Question 4 True / False
During a population bottleneck, rare alleles are disproportionately likely to be lost compared to common alleles.
TTrue
FFalse
Answer: True
A bottleneck samples a small number of individuals from the larger population. Rare alleles — those present in only a handful of individuals — are statistically unlikely to be represented in that small sample. Common alleles, by contrast, are present in many individuals and are much more likely to appear in any random subset. This is why bottlenecks consistently erode allelic diversity (the number of alleles) more severely than heterozygosity (the frequency of the most common alleles), and why rare-allele loss is one of the first genetic signatures of a past bottleneck.
Question 5 Short Answer
Why do biologists argue that preventing population bottlenecks is far more effective for conservation than trying to restore genetic diversity after one has occurred?
Think about your answer, then reveal below.
Model answer: Recovery of genetic diversity after a bottleneck depends almost entirely on new mutations — a process that occurs at roughly 10⁻⁸ per base pair per generation and requires thousands of generations to meaningfully restore diversity across the genome. Once alleles are lost from a population, they cannot be recovered except through mutation (or immigration from another population). In contrast, maintaining a large effective population size preserves existing variation indefinitely because drift is weak and allele losses are rare. The asymmetry is stark: diversity is lost in a single catastrophic generation but can only be restored over geological timescales.

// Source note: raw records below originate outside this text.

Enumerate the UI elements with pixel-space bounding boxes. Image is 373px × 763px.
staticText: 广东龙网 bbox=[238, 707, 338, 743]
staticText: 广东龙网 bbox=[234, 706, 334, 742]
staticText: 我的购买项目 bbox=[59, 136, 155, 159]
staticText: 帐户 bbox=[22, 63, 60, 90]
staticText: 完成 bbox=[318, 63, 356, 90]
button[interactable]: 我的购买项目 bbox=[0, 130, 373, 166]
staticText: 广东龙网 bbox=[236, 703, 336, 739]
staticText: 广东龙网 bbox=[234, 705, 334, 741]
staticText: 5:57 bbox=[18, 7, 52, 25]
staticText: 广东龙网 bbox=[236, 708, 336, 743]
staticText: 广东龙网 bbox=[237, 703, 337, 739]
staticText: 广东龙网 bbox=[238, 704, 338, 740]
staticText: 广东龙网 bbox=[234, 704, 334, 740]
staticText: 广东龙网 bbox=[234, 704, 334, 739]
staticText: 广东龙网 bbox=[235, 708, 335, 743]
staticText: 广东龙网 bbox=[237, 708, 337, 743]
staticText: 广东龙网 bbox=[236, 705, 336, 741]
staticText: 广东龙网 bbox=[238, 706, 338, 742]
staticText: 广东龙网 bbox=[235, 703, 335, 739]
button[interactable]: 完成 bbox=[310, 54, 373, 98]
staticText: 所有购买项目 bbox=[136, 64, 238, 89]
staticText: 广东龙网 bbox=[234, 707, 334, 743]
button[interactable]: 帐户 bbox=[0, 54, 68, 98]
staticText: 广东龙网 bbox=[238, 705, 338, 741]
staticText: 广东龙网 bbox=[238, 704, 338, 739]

This asymmetry explains why conservation geneticists prioritize habitat preservation and maintaining connectivity between populations above all other interventions. Interventions after a bottleneck — captive breeding, translocation — can help, but they primarily restore census size, not genetic diversity. The cheetah example illustrates the permanence of bottleneck effects: 10,000 years after their severe bottleneck, cheetahs still show near-zero immunological diversity, and no amount of population growth has changed this.